Dan Pope has been using medical marijuana for six years to help control the muscle spasms and pain from muscular dystrophy.
“I get very extreme hip, lower back pain and pain going to down to my leg — it gets so bad I can’t move,” said Pope, 44, of Longmont, Colo. “I get very jerky — I couldn’t hold a cup of coffee, my balance and my gait becomes very much affected.”
“By using medical marijuana late in the afternoon [when his symptoms hit], I can find immediate relief from my muscle spasms,” said Pope, who is the volunteer patient outreach coordinator for Sensible Colorado, a non-profit focused on drug policy reform.
Medicinal marijuana is legal in Pope’s state, and legal in varying degrees in 13 others — California, Alaska, Oregon, Washington, Maine, Hawaii, Nevada, Vermont, Montana, Rhode Island, New Mexico, Michigan and New Jersey.
U.S. Attorney General Eric Holder announced in February 2009 that the Justice Department will not prosecute local medical marijuana dispensaries who abide by state laws.
Pope, who grows his own plants, may be safe from prosecution. But he still believes the federal government should change its classification of medical marijuana — and increasingly, so do others including the American Medical Association.
On Wednesday, the New England Journal of Medicine published an editorial by two law professors arguing that the federal government should change the status of marijuana under the Controlled Substances Act.
The current classification, the professors argued, stopped researchers from studying the purported medical benefits and health risks of cannabinoid-based medicine even though state laws allowed doctors to prescribe the drug.

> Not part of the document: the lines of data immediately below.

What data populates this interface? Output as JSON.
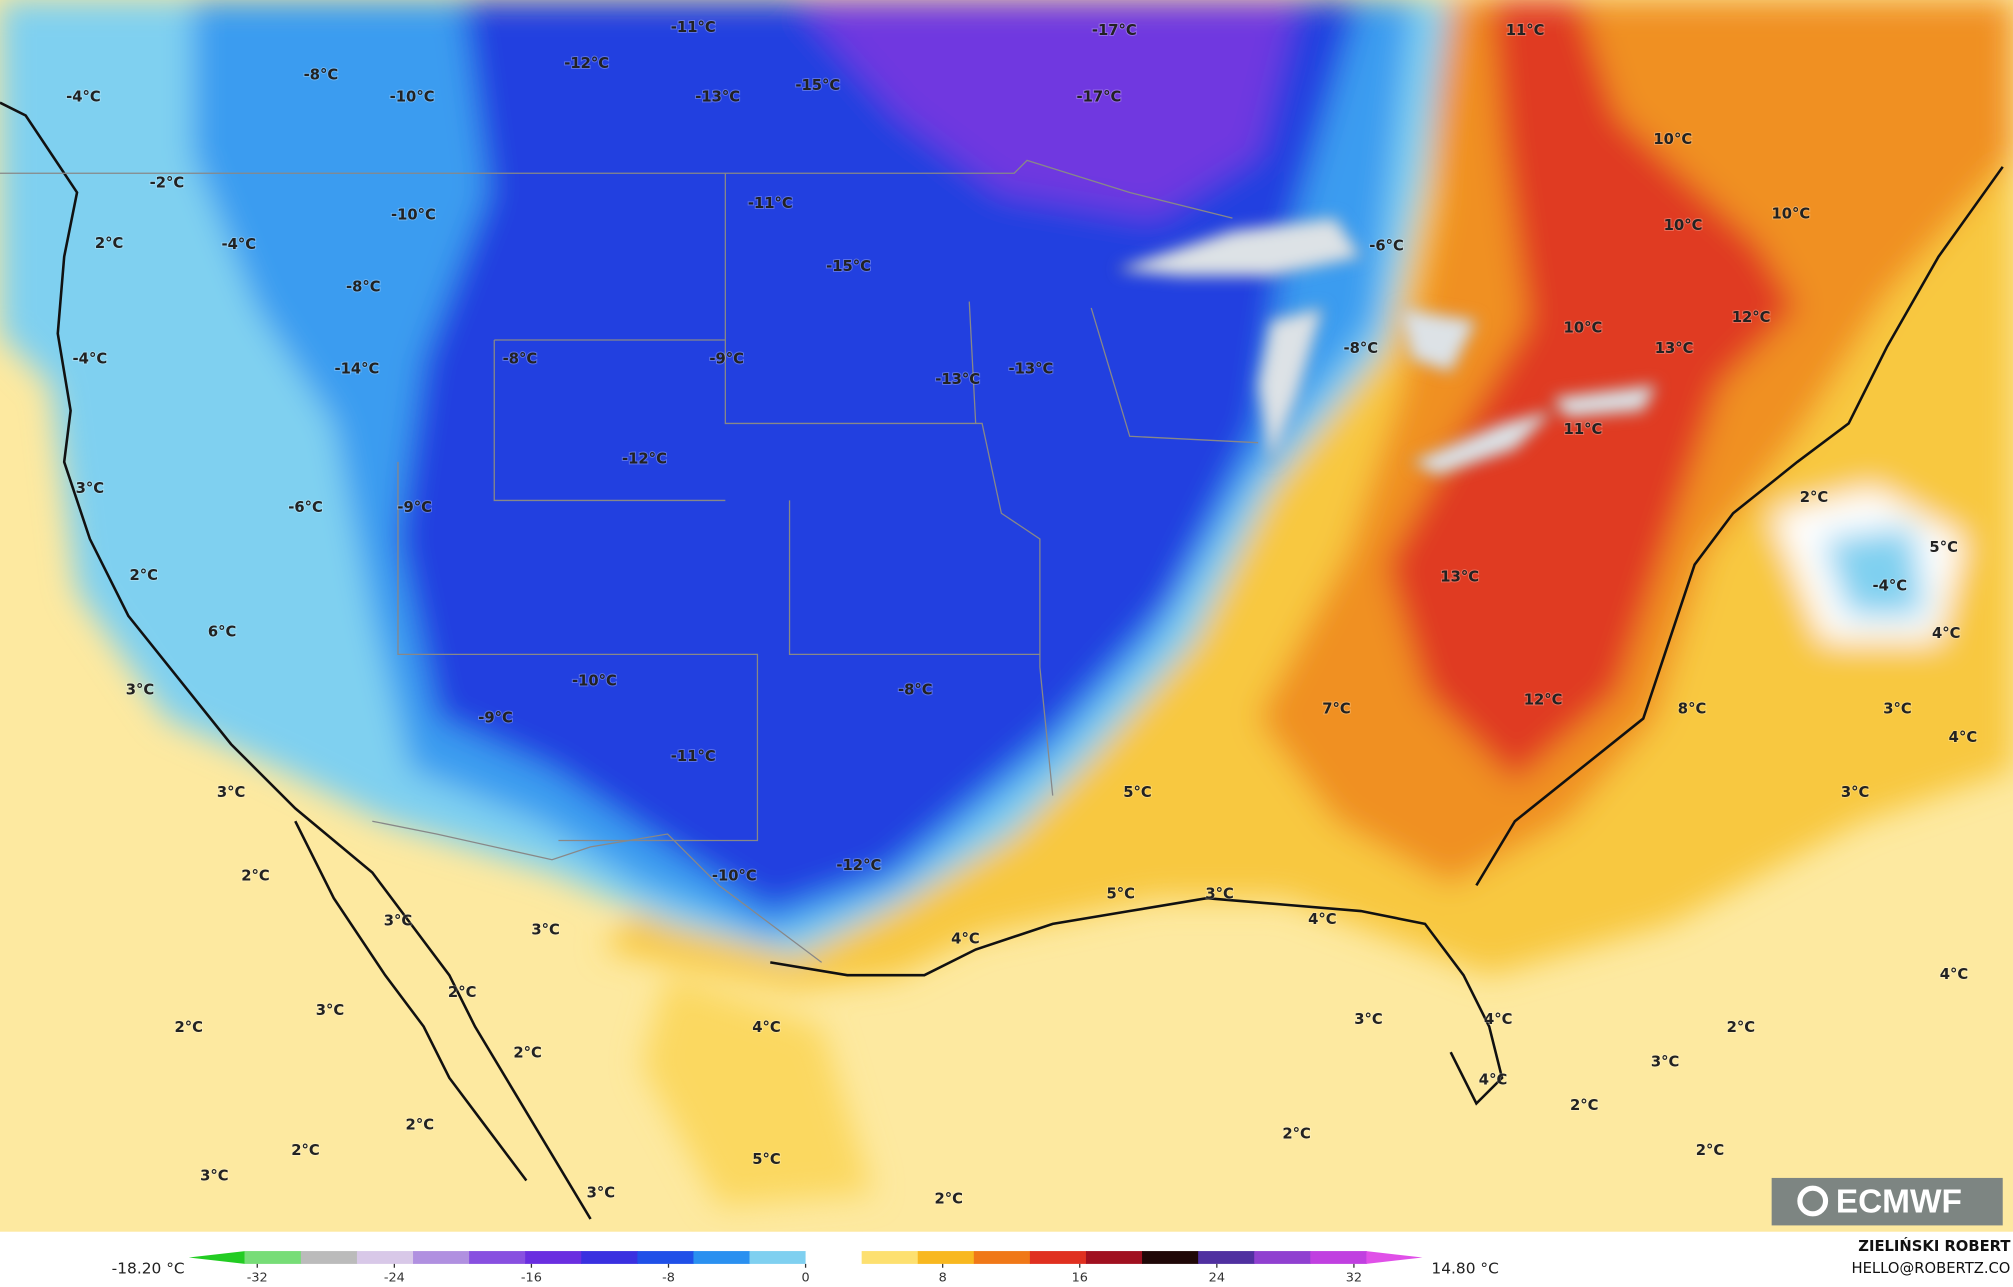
{
  "map": {
    "labels": [
      "-11°C",
      "-17°C",
      "11°C",
      "-4°C",
      "-8°C",
      "-10°C",
      "-12°C",
      "-13°C",
      "-15°C",
      "-17°C",
      "10°C",
      "-2°C",
      "-10°C",
      "-11°C",
      "10°C",
      "10°C",
      "-4°C",
      "2°C",
      "-6°C",
      "-15°C",
      "-8°C",
      "12°C",
      "10°C",
      "-4°C",
      "-8°C",
      "-9°C",
      "13°C",
      "-8°C",
      "-14°C",
      "-13°C",
      "-13°C",
      "11°C",
      "-12°C",
      "3°C",
      "2°C",
      "-6°C",
      "-9°C",
      "5°C",
      "2°C",
      "13°C",
      "-4°C",
      "6°C",
      "4°C",
      "3°C",
      "-10°C",
      "-8°C",
      "7°C",
      "12°C",
      "8°C",
      "3°C",
      "-9°C",
      "4°C",
      "-11°C",
      "3°C",
      "5°C",
      "3°C",
      "2°C",
      "-10°C",
      "-12°C",
      "5°C",
      "3°C",
      "3°C",
      "3°C",
      "4°C",
      "4°C",
      "4°C",
      "2°C",
      "3°C",
      "4°C",
      "3°C",
      "4°C",
      "2°C",
      "2°C",
      "2°C",
      "3°C",
      "4°C",
      "2°C",
      "2°C",
      "2°C",
      "2°C",
      "2°C",
      "3°C",
      "5°C",
      "3°C",
      "2°C"
    ],
    "colorbar": {
      "min_label": "-18.20 °C",
      "max_label": "14.80 °C",
      "lim": [
        -36,
        36
      ],
      "ticks": [
        -32,
        -24,
        -16,
        -8,
        0,
        8,
        16,
        24,
        32
      ],
      "colors": [
        "#22cc22",
        "#77dd77",
        "#bbbbbb",
        "#d8c8e8",
        "#b090e0",
        "#8850e0",
        "#6a2ee0",
        "#3a30e0",
        "#2050e8",
        "#2a90f0",
        "#7fd0f0",
        "#ffffff",
        "#fde070",
        "#f8b820",
        "#f07818",
        "#e03020",
        "#a01020",
        "#200808",
        "#5030a0",
        "#9040d0",
        "#c040e0",
        "#e050e8"
      ]
    },
    "credit": {
      "author": "ZIELIŃSKI ROBERT",
      "email": "HELLO@ROBERTZ.CO"
    },
    "logo": "ECMWF"
  }
}
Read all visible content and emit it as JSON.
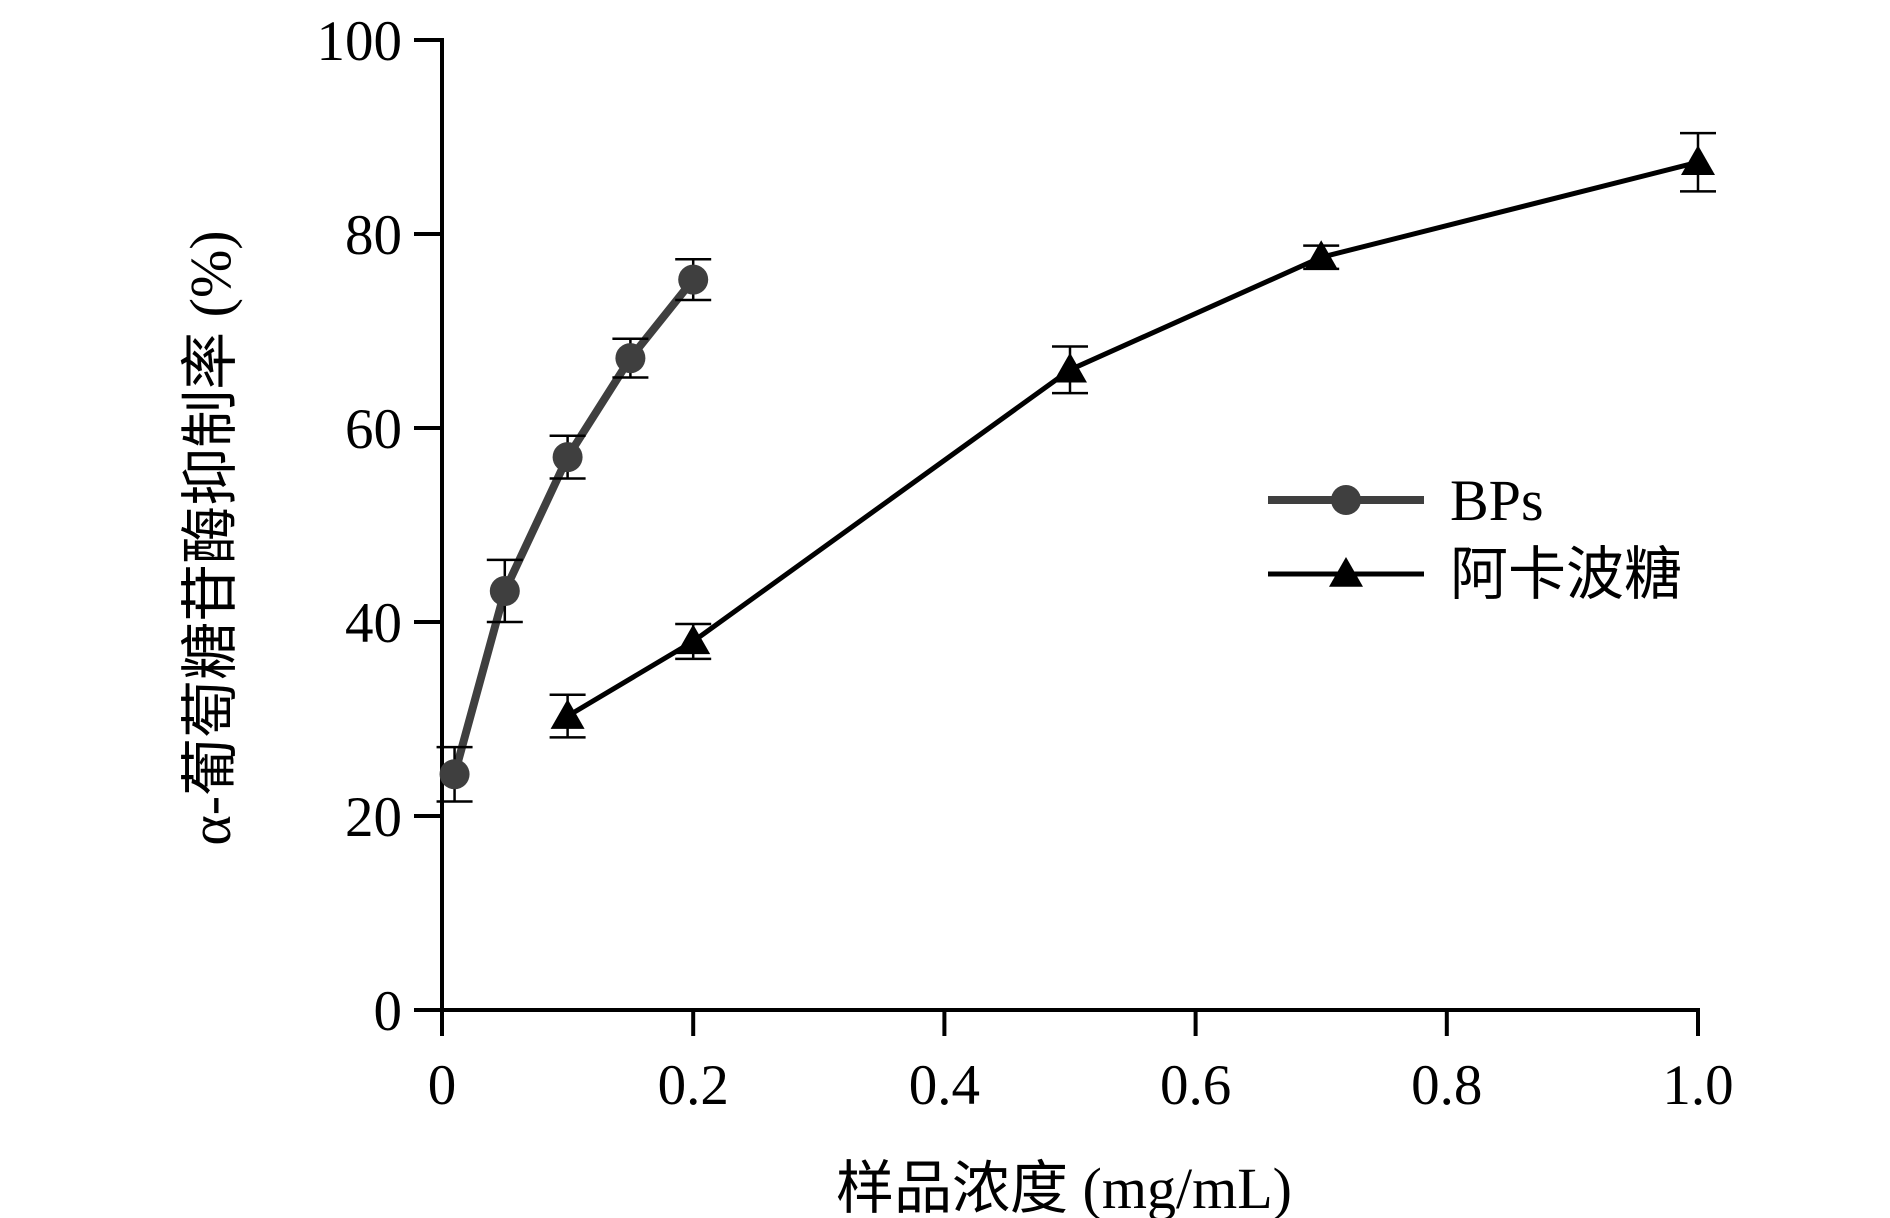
{
  "chart_data": {
    "type": "line",
    "title": "",
    "xlabel": "样品浓度 (mg/mL)",
    "ylabel": "α-葡萄糖苷酶抑制率 (%)",
    "xlim": [
      0,
      1.0
    ],
    "ylim": [
      0,
      100
    ],
    "xticks": [
      "0",
      "0.2",
      "0.4",
      "0.6",
      "0.8",
      "1.0"
    ],
    "xtick_values": [
      0,
      0.2,
      0.4,
      0.6,
      0.8,
      1.0
    ],
    "yticks": [
      "0",
      "20",
      "40",
      "60",
      "80",
      "100"
    ],
    "ytick_values": [
      0,
      20,
      40,
      60,
      80,
      100
    ],
    "grid": false,
    "legend_position": "right",
    "series": [
      {
        "name": "BPs",
        "marker": "circle",
        "color": "#3f3f3f",
        "x": [
          0.01,
          0.05,
          0.1,
          0.15,
          0.2
        ],
        "y": [
          24.3,
          43.2,
          57.0,
          67.2,
          75.3
        ],
        "error": [
          2.8,
          3.2,
          2.2,
          2.0,
          2.1
        ]
      },
      {
        "name": "阿卡波糖",
        "marker": "triangle",
        "color": "#000000",
        "x": [
          0.1,
          0.2,
          0.5,
          0.7,
          1.0
        ],
        "y": [
          30.3,
          38.0,
          66.0,
          77.6,
          87.4
        ],
        "error": [
          2.2,
          1.8,
          2.4,
          1.2,
          3.0
        ]
      }
    ]
  }
}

“We saw, looking at the different state laws that they’re kind of all over the map in terms of the conditions they approved and the quantities [of marijuana] that they permit,” said Diane Hoffmann, professor of law at the University of Maryland School of Law, who wrote the article with fellow professor Ellen Weber.
“It doesn’t seem like there’s rhyme or reason for those numbers, and what are they based on,” said Hoffmann.
“There has been less than 20, small randomly control trials involving 300 patients in the last 30 years,” said Hoffmann, who said changing the classification of marijuana would allow for much larger clinical trials, and perhaps one day U.S. Food and Drug Administration regulation and standardization of cannabinoids
But as of now, marijuana is classified as a Schedule I drug — defined as having no medical use and a high risk for abuse.
Anecdotally, medical marijuana users say this classification is mistaken.
“I certainly think the current Schedule I classification is ridiculous,” said Pope. “I have muscular dystrophy, which currently has no cure or treatment. I know that from my personal experience that using medical marijuana that I do have relief from my symptoms.”
More scientific evidence could lead to a change in drug classification. But Hoffmann argues that with marijuana currently classified as a Schedule I drug, doctors cannot access it to study it.
“[Right now] there’s a very elaborate process in terms of approval by the FDA, the DEA and the national institute for drug abuse to be able to perform research on marijuana for medical purposes,” she said.
A spokesperson for DEA declined to comment for this story citing the DEA’s role in enforcement, not policy. Instead the DEA referred ABCNews.com to Office of National Drug Control Policy.
“The Obama Administration has no plans to reclassify marijuana. The FDA approval process is a well-respected and proven method of determining the safety and effectiveness of medications,” the Office of National Drug Control Policy wrote in an e-mailed statement to ABCNews.com. “We support sound research efforts within the FDA-approved process for medication development.”
But marijuana advocates have petitioned courts and the DEA to change the classification of medical marijuana from the highly restricted Schedule I class to at least a Schedule II for years.
“We filed a lawsuit in 1972 I believe it was saying that marijuana should be filed as a Schedule II,” said Dale Gieringer, director of California NORML, a medical marijuana advocacy group.
Gieringer said court cases reached higher and higher in appeals, until advocates were instructed to take the problem to the DEA.
“We have a re-scheduling position that was filed eight years ago to the DEA that has been under investigation for eight years,” said Gieringer.
Gieringer said NORML has yet to hear back on that investigation.